HCFA raises bar for providers
August 1, 1998
HCFA raises bar for providers
Standards get tougher for HMOs
Given the complexity, detail, and confusion surrounding the exact future and meaning of selected Medicare+Choice regulations, some experts are unsure whether this new option adds up to a competitive advantage for those organizations that already are managing Medicare risk contracts.
Washington, DC, health care lawyer William Schiffbauer, JD, for instance, says these proposed regulations constitute "a daunting challenge to new market entrants." This in turn gives current major Medicare risk players like United Healthcare Corporation and Aetna US Healthcare an upper hand, as they "have the will and ability to march through these regulations."
"My opinion is these requirements will be onerous to all contractors, whether current or prospective," says McDermott, Will and Emery's Wendy Krasner, JD, in Washington, DC. "This is particularly true in the areas of quality assurance, quality improvement, beneficiary protections, provider participation, and compliance-related requirements."
HCFA has significant leverage
Indeed, many current contractors may have to work double time because HCFA says their present risk contracts must be in full compliance before they will be permitted to move into the Medicare+Choice market.
The loaded gun pointed at present Medicare risk contractors is the section in the proposed rule giving HCFA authority to deny an entity's point-of-service application if it fails to finish a corrective action plan during the period of its previous contract with HCFA, regardless of whether the contract was under the old provisions or the new Part C provisions.
"This gives HCFA significant leverage in determining which current contractors can participate in the Medicare+Choice program," says Krasner.
When it comes to quality of care, HCFA wants to raise the bar for Medicare+Choice contracts, not only beyond what is required by the Balanced Budget Act, but also compared to many commercial plans.
One of the most significant changes in Medicare regulations relates to the quality improvement system for managed care standards HCFA has been developing with plans and providers to help make sure participating health plans protect and improve the health and patient satisfaction of their enrollees.
Most significant is the requirement that plans go beyond simply requiring quality assessment systems and capabilities and actually establish performance improvement standards. For instance, under HCFA's Medicare+ Choice Quality Assessment and Performance Improvement provisions, rather than simply identifying and fixing problems when they pop up, Medicare + Choice organizations must institute an overall systemic quality improvement program.

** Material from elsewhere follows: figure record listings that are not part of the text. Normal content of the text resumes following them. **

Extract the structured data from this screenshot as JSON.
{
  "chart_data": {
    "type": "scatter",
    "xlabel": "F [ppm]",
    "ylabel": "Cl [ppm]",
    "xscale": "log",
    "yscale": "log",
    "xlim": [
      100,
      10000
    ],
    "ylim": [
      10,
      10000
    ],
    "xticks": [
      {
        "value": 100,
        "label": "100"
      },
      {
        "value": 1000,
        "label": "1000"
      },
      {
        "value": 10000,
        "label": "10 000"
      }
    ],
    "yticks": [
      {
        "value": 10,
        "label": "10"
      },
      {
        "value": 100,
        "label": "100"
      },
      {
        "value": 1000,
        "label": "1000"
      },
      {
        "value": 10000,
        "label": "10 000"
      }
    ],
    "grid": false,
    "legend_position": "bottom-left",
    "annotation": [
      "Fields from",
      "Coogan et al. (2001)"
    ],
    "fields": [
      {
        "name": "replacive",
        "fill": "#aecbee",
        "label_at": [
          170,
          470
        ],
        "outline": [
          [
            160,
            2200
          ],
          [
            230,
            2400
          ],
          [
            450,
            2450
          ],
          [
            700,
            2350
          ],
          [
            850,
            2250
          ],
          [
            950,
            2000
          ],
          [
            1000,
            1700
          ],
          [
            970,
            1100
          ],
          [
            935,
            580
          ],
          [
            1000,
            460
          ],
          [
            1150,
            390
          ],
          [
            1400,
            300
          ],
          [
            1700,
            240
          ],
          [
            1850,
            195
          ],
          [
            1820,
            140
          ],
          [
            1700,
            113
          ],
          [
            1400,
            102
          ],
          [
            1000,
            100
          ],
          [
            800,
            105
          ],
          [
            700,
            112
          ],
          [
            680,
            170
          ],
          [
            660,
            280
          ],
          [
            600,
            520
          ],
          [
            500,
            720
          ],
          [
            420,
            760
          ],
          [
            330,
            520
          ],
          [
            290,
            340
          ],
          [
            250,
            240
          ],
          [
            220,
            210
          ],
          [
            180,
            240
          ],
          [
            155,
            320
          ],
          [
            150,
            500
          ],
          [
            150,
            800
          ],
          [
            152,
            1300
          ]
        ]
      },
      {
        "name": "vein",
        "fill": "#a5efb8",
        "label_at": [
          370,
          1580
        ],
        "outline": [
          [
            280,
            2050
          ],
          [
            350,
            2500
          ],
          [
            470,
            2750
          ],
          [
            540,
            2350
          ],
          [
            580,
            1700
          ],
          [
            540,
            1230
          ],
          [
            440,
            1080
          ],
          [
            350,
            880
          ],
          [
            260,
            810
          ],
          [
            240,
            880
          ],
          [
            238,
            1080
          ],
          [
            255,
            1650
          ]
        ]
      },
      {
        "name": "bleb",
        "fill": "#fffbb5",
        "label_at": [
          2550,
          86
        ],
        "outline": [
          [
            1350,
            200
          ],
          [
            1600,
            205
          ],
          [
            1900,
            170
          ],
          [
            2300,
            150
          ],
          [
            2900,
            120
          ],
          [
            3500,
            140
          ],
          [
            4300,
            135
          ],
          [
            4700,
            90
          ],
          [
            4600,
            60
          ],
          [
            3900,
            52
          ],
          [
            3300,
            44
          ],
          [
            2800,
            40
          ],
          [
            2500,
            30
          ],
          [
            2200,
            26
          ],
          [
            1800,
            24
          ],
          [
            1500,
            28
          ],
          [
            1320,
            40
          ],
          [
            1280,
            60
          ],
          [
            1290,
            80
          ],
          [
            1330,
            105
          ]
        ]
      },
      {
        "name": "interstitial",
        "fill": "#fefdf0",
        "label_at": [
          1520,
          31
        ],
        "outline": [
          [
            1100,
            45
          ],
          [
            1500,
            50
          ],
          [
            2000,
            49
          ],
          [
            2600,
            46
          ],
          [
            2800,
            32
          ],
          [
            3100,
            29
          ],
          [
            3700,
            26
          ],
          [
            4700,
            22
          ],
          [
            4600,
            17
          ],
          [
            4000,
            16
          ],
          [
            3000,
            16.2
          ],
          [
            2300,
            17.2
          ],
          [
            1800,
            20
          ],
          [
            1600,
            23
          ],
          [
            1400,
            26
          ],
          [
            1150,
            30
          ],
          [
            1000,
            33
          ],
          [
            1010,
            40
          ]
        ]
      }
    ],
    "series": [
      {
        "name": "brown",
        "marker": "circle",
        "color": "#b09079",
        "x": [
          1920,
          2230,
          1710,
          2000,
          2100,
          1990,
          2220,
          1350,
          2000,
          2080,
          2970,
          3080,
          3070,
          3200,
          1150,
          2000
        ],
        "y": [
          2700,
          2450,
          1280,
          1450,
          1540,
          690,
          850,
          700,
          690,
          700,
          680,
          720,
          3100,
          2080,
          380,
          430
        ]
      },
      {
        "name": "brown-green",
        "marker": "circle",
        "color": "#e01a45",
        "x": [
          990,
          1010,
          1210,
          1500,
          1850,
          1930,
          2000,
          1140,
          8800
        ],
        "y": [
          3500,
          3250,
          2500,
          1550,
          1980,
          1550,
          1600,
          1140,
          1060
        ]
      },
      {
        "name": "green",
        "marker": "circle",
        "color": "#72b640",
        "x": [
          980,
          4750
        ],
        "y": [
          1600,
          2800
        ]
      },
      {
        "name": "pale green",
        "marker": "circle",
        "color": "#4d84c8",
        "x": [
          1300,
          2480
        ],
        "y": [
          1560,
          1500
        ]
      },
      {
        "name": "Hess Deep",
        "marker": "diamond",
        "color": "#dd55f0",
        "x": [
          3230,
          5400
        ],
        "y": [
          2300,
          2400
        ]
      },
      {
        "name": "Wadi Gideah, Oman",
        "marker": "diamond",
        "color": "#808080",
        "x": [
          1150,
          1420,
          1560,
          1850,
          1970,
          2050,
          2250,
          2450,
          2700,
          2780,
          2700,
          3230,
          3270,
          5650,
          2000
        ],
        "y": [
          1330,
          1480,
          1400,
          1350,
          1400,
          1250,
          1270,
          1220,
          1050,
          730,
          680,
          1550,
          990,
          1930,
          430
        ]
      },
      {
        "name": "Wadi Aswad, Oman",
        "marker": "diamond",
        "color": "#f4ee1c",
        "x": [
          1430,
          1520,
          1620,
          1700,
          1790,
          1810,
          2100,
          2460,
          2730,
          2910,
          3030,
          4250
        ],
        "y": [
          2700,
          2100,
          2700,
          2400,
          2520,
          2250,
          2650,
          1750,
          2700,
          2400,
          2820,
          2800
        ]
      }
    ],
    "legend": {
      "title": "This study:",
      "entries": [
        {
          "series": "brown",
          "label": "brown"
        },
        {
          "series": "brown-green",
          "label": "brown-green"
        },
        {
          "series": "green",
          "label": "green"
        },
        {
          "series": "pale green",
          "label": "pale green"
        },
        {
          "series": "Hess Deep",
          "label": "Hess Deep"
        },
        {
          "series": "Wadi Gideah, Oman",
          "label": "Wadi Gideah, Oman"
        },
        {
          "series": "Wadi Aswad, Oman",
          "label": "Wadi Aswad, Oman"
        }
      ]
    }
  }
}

HCFA's performance measurement and reporting standards are one example of this focus on quality. Medicare+Choice organizations must measure and report their performance against minimum local, regional, or national standards set by HCFA, and then report the results to the agency. HCFA has yet to develop specific performance baselines, and it could be several years before such standards are finalized, say HCFA officials.
Therefore, for the 1999 contract year, performance measures probably will include a Health Employer Data and Information Set audit in addition to a member satisfaction survey, they say.
Once a set of minimum performance measures is approved, organizations should be aware that under HCFA's proposed rules, the agency has the right to cancel a Medicare+Choice organization's contract to participate in the program if it turns out the plan failed the previous year's quality review.